После России — страница 41 из 94

— Да, считаю, что да. По-русски труднее изъясняться, у меня мало практики. С тех пор, как скончались родители, мне не с кем разговаривать. Лишь изредка я говорю по-русски с братом.

— А когда скончались ваши родители?

— Отец в шестьдесят седьмом, мать тремя годами раньше. Они не давали мне возможности забыть русский. Да как же иначе, ведь я написал несколько биографий русских писателей Все документы я читал по-русски. Французскому меня научила гувернантка-швейцарка, и я начал говорить одновременно на двух языках.

— Вы. стали членом академии «Бессмертных». Как это случилось, когда?

— В то время мне было уже сорок девять лет, хотя я считался очень молодым академиком. Мой первый роман опубликован в 1935 году, и три года спустя я получил Гонкуровскую премию. После этого я написал роман, несколько биографий, и многие академики советовали мне представиться на кресло покойного Клода Фаррера. Подталкивали Мориак, Моруа, Жулиа, самые великие писатели того времени.

— От такого соблазна нельзя было отказываться?

— Меня выбрали сразу. Было это в 1959 году.

— Иосиф Бродский мне рассказывал, как выбирают в лауреаты Нобелевской премии, но любопытно, как становятся членом самой знаменитой Французской академии?

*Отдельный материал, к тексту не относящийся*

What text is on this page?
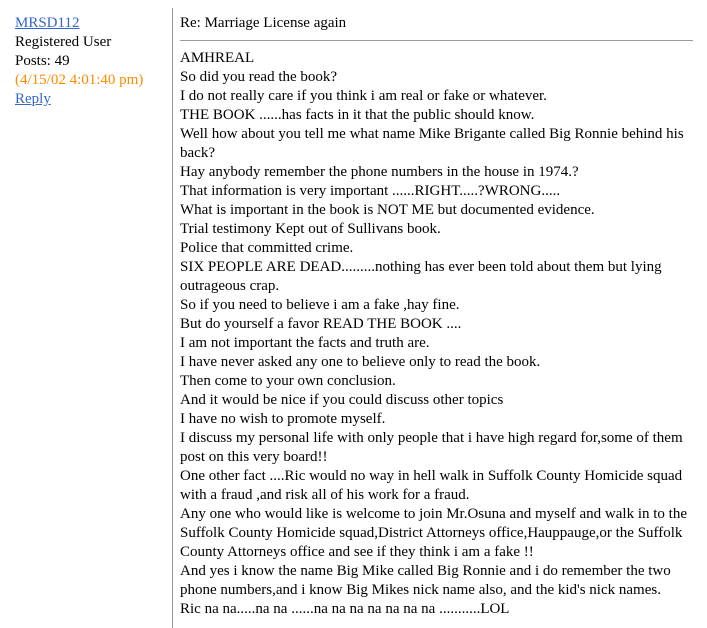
MRSD112
Registered User
Posts: 49
(4/15/02 4:01:40 pm)
Reply
Re: Marriage License again
AMHREAL
So did you read the book?
I do not really care if you think i am real or fake or whatever.
THE BOOK ......has facts in it that the public should know.
Well how about you tell me what name Mike Brigante called Big Ronnie behind his back?
Hay anybody remember the phone numbers in the house in 1974.?
That information is very important ......RIGHT.....?WRONG.....
What is important in the book is NOT ME but documented evidence.
Trial testimony Kept out of Sullivans book.
Police that committed crime.
SIX PEOPLE ARE DEAD.........nothing has ever been told about them but lying outrageous crap.
So if you need to believe i am a fake ,hay fine.
But do yourself a favor READ THE BOOK ....
I am not important the facts and truth are.
I have never asked any one to believe only to read the book.
Then come to your own conclusion.
And it would be nice if you could discuss other topics
I have no wish to promote myself.
I discuss my personal life with only people that i have high regard for,some of them post on this very board!!
One other fact ....Ric would no way in hell walk in Suffolk County Homicide squad with a fraud ,and risk all of his work for a fraud.
Any one who would like is welcome to join Mr.Osuna and myself and walk in to the Suffolk County Homicide squad,District Attorneys office,Hauppauge,or the Suffolk County Attorneys office and see if they think i am a fake !!
And yes i know the name Big Mike called Big Ronnie and i do remember the two phone numbers,and i know Big Mikes nick name also, and the kid's nick names.
Ric na na.....na na ......na na na na na na na ...........LOL
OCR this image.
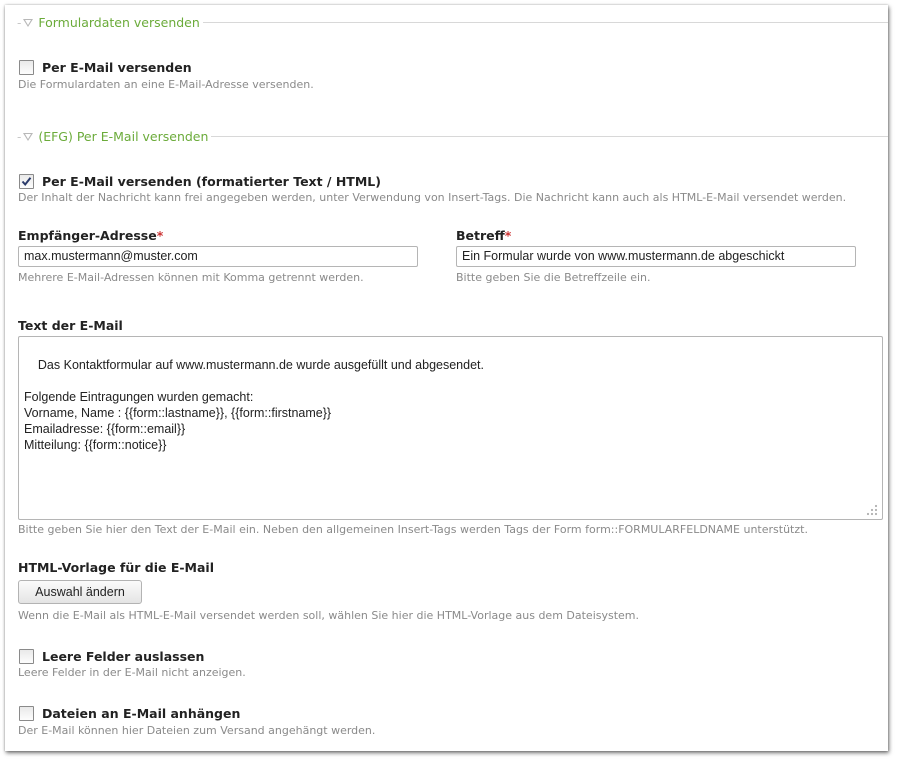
- Formulardaten versenden
Per E-Mail versenden
Die Formulardaten an eine E-Mail-Adresse versenden.
- (EFG) Per E-Mail versenden
Per E-Mail versenden (formatierter Text / HTML)
Der Inhalt der Nachricht kann frei angegeben werden, unter Verwendung von Insert-Tags. Die Nachricht kann auch als HTML-E-Mail versendet werden.
Empfänger-Adresse*
max.mustermann@muster.com
Mehrere E-Mail-Adressen können mit Komma getrennt werden.
Betreff*
Ein Formular wurde von www.mustermann.de abgeschickt
Bitte geben Sie die Betreffzeile ein.
Text der E-Mail

Das Kontaktformular auf www.mustermann.de wurde ausgefüllt und abgesendet.

Folgende Eintragungen wurden gemacht:
Vorname, Name : {{form::lastname}}, {{form::firstname}}
Emailadresse: {{form::email}}
Mitteilung: {{form::notice}}

Bitte geben Sie hier den Text der E-Mail ein. Neben den allgemeinen Insert-Tags werden Tags der Form form::FORMULARFELDNAME unterstützt.
HTML-Vorlage für die E-Mail
Auswahl ändern
Wenn die E-Mail als HTML-E-Mail versendet werden soll, wählen Sie hier die HTML-Vorlage aus dem Dateisystem.
Leere Felder auslassen
Leere Felder in der E-Mail nicht anzeigen.
Dateien an E-Mail anhängen
Der E-Mail können hier Dateien zum Versand angehängt werden.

— Все довольно просто. Вы сидите у себя дома и ждете телефонного звонка. В зале заседаний идет голосование, и вдруг вам телефонируют, что вас избрали. Сейчас же с поздравлениями к вам приезжают все академики. друзья, а потом, через несколько месяцев происходит публичное чествование, произносится речь по поводу того, кого вы должны заместить. А вам отвечает другой академик. Мое слово было о Клоде Фаррере. Участники церемонии облачаются в специальные костюмы темно-синего цвета с вышивкой зеленым. Мне преподнесли специально изготовленную шпагу, которая входит в гардероб академика. Но русские друзья подарили другую шпагу, которую я не ношу, эта шпага камердинера времен Николая I.

— Сколько книг написано вами за всю жизнь?

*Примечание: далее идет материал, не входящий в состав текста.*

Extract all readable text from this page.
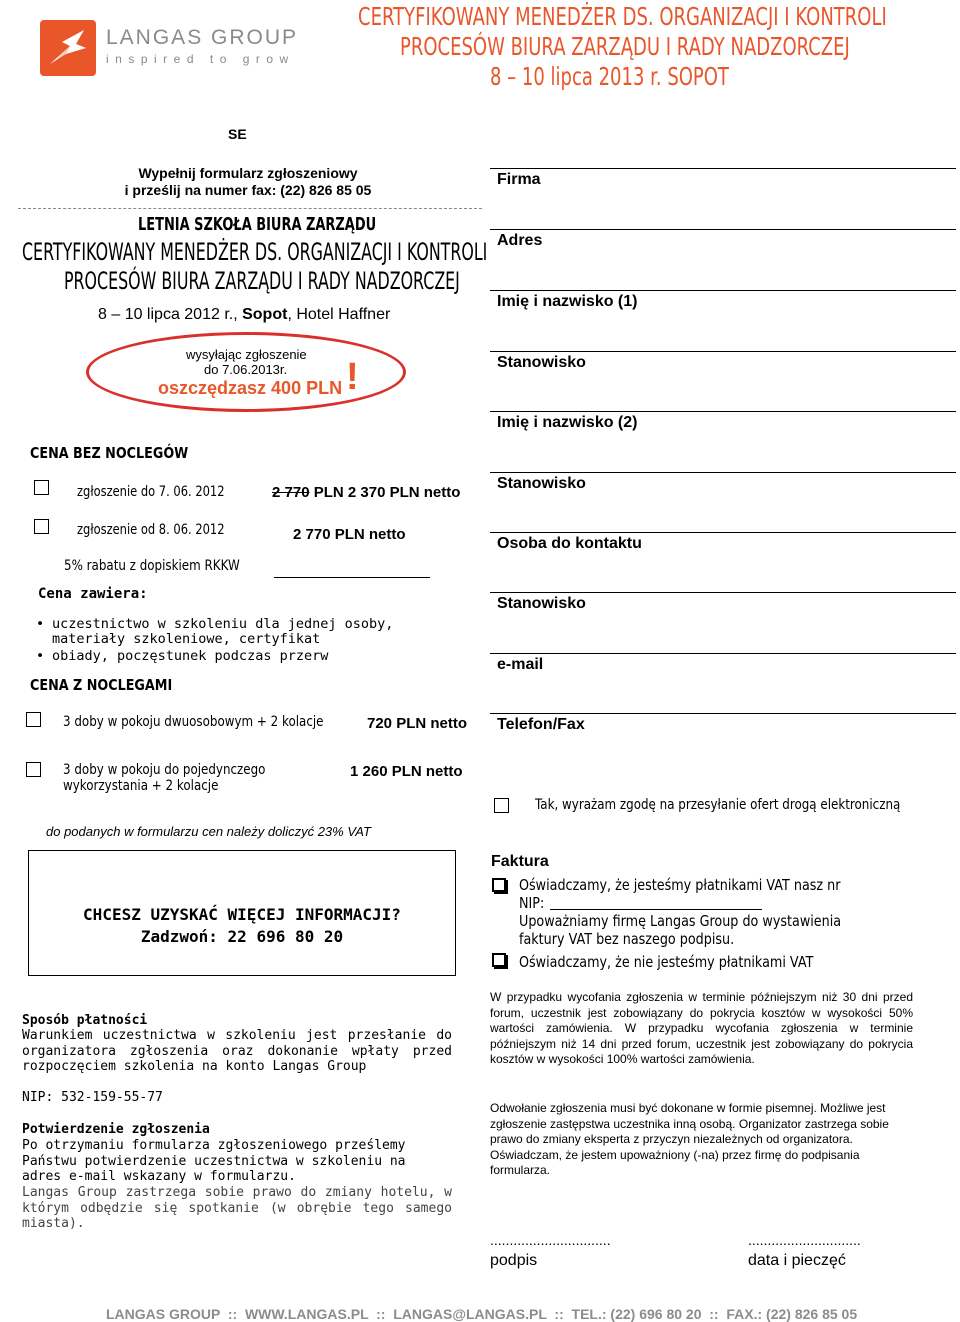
LANGAS GROUP
inspired to grow
CERTYFIKOWANY MENEDŻER DS. ORGANIZACJI I KONTROLI
PROCESÓW BIURA ZARZĄDU I RADY NADZORCZEJ
8 – 10 lipca 2013 r. SOPOT
SE
Wypełnij formularz zgłoszeniowy
i prześlij na numer fax: (22) 826 85 05
LETNIA SZKOŁA BIURA ZARZĄDU
CERTYFIKOWANY MENEDŻER DS. ORGANIZACJI I KONTROLI
PROCESÓW BIURA ZARZĄDU I RADY NADZORCZEJ
8 – 10 lipca 2012 r., Sopot, Hotel Haffner
wysyłając zgłoszenie
do 7.06.2013r.
oszczędzasz 400 PLN !
CENA BEZ NOCLEGÓW
zgłoszenie do 7. 06. 2012	2 770 PLN 2 370 PLN netto
zgłoszenie od 8. 06. 2012	2 770 PLN netto
5% rabatu z dopiskiem RKKW
Cena zawiera:
• uczestnictwo w szkoleniu dla jednej osoby, materiały szkoleniowe, certyfikat
• obiady, poczęstunek podczas przerw
CENA Z NOCLEGAMI
3 doby w pokoju dwuosobowym + 2 kolacje	720 PLN netto
3 doby w pokoju do pojedynczego
wykorzystania + 2 kolacje
1 260 PLN netto
do podanych w formularzu cen należy doliczyć 23% VAT
CHCESZ UZYSKAĆ WIĘCEJ INFORMACJI?
Zadzwoń: 22 696 80 20
Firma
Adres
Imię i nazwisko (1)
Stanowisko
Imię i nazwisko (2)
Stanowisko
Osoba do kontaktu
Stanowisko
e-mail
Telefon/Fax
Tak, wyrażam zgodę na przesyłanie ofert drogą elektroniczną
Faktura
Oświadczamy, że jesteśmy płatnikami VAT nasz nr
NIP:
Upoważniamy firmę Langas Group do wystawienia
faktury VAT bez naszego podpisu.
Oświadczamy, że nie jesteśmy płatnikami VAT
Sposób płatności
Warunkiem uczestnictwa w szkoleniu jest przesłanie do organizatora zgłoszenia oraz dokonanie wpłaty przed rozpoczęciem szkolenia na konto Langas Group
NIP: 532-159-55-77
Potwierdzenie zgłoszenia
Po otrzymaniu formularza zgłoszeniowego prześlemy Państwu potwierdzenie uczestnictwa w szkoleniu na adres e-mail wskazany w formularzu.
Langas Group zastrzega sobie prawo do zmiany hotelu, w którym odbędzie się spotkanie (w obrębie tego samego miasta).
W przypadku wycofania zgłoszenia w terminie późniejszym niż 30 dni przed forum, uczestnik jest zobowiązany do pokrycia kosztów w wysokości 50% wartości zamówienia. W przypadku wycofania zgłoszenia w terminie późniejszym niż 14 dni przed forum, uczestnik jest zobowiązany do pokrycia kosztów w wysokości 100% wartości zamówienia.
Odwołanie zgłoszenia musi być dokonane w formie pisemnej. Możliwe jest zgłoszenie zastępstwa uczestnika inną osobą. Organizator zastrzega sobie prawo do zmiany eksperta z przyczyn niezależnych od organizatora. Oświadczam, że jestem upoważniony (-na) przez firmę do podpisania formularza.
...............................
podpis
.............................
data i pieczęć
LANGAS GROUP  ::  WWW.LANGAS.PL  ::  LANGAS@LANGAS.PL  ::  TEL.: (22) 696 80 20  ::  FAX.: (22) 826 85 05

— Около семидесяти томов, романы, биографии, эссе.

— Это много или мало?

— Слишком много.

— Но ведь это приносит вам удовлетворение, потому что вы много работаете?

— Да. это так. Вся моя жизнь — работа. И вы знаете, пишу я довольно легко, но самое приятное время — это время мечты. Когда ты задумываешь книгу и готовишься к ней.

— А какая ваша книга дольше всего вынашивалась, не воплощалась на бумаге?

— Трудно ответить. Пожалуй, трехтомный роман «Пока стоит земля», действие которого начинается в России 80-х годов XIX века и кончается во Франции в 1939 году: это история одной семьи в России, которая покинула ее в семнадцатом году и устроилась во Франции.

«…На каждого русского читателя сильное и незабываемое впечатление производят три увесистых тома «Пока земля стоит» и пятитомный роман «Посевы и жатвы». Начинается эта хроника с описания жизни его предков на Кавказе и доводится до параллельной истории двух семейств, одной чисто французской, а другой — армянорусской, которым пришлось впоследствии соединить браком свои судьбы.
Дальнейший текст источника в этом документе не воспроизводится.